【小説】二番目のシンデレラ -57-
「大切にしなさい。好きなことと、好きになった理由を」
「好きになった理由?」
男の人は、入り口に向かって歩き出した。そのとき、やっと顔が見えた。
「あっ、肖像画」
話していたのは、ハリソン校長だった。そうだとわかったときには、すでにハリソンの姿はなかった。眩しい朝の光だけが、入り口から射しこんでいた。
「好きなことと、好きになった理由」
ミチルは、部屋のベッドに座って、ハリソンに言われたことを繰り返した。そのままバタンと後ろに倒れる。

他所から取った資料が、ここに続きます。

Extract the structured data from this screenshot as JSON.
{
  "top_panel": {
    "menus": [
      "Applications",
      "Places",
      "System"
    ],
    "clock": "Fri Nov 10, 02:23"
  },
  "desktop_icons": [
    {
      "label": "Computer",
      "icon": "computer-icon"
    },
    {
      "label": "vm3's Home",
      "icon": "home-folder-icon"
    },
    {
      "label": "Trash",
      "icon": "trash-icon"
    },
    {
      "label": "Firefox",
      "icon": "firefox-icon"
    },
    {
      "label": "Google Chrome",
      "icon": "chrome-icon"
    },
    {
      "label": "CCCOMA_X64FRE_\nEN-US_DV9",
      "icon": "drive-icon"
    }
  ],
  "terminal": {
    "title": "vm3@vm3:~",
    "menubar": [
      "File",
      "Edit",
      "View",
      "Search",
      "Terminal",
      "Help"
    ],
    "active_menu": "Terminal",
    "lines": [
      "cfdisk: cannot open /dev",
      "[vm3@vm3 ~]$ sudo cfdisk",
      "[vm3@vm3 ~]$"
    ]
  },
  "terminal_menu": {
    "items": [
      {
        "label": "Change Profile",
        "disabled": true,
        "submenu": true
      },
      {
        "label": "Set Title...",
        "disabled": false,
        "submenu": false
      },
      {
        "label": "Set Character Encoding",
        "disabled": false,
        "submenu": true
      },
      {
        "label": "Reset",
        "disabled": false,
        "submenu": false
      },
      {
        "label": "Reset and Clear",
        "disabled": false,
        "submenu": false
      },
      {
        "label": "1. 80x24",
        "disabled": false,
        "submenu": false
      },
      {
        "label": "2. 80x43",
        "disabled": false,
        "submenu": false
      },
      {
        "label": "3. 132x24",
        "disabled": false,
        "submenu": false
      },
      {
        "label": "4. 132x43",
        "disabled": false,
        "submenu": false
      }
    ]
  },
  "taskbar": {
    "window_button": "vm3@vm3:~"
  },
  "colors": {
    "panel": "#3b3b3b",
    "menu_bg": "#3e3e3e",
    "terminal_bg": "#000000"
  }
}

右側に半分転がると、枕元の本を手にとった。天井に向かって本をかかげる。よれたシワをのばすように表紙を撫でた。
『空色の桟橋』
この本がはじまりだった。物語が好きだと思ったのは、ここからだった。表紙を開けると、カバーの折り返しのところに著者名が書かれている。
『愛里結月(あいざとゆづき)』
この人が書いた本は、この一冊しかなかった。図書館や本屋さんで探してみたけれど、見つからなかった。古本屋さんにもおいていなかった。
「なんで、特別なんだろう」
表紙を見ながら、考える。
母さんからもらったから。はじめて読んだ小説だから。この人の本が一冊しかないから。どれも当てはまる。けれど、なにかが足りない。大切ななにかが――。
『ミチル……、……大好きだよ』
母さんの声が聞こえた。
全部は聞きとれない。
記憶が、すぐそこまで来ている。
なのに、掴めない。
形を成さずに、拡散している。
嬉しかった――気持ちが、先にもどってくる。
大事なこと。それはわかっている。
もう少し――。
「ミチルさん」
グレイシーの声が聞こえた。
ミチルの思考は扉を閉じた。ミチルは本をおくと、立ち上がって部屋の扉を開いた。廊下には、グレイシーと、後ろにルークが立っていた。
「ごめんなさい、ミチルさん」
グレイシーは、申し訳なさそうに、そう切り出した。
「あなたを、あなたの世界に送りとどけないといけなくなったの」
「えっ」
ミチルは、グレイシーを見つめる。グレイシーは、困ったように眉を下げていた。
「急でごめんなさいね」
「どうして?」
「あんな怖い思いをさせたことが原因かしら」
「怖い思いなんてしてないんです。ほんとに」
「でもね、校長先生の意向なの」
「うそっ」
そんなはずはない。さっき廊下で話したではないか。そのときには、そんなこと、ひと言も言っていなかった。
それに、そのときにも、ちゃんと伝えた。怖い思いなんてしていないと。灰色の『なぜ』が心を覆った。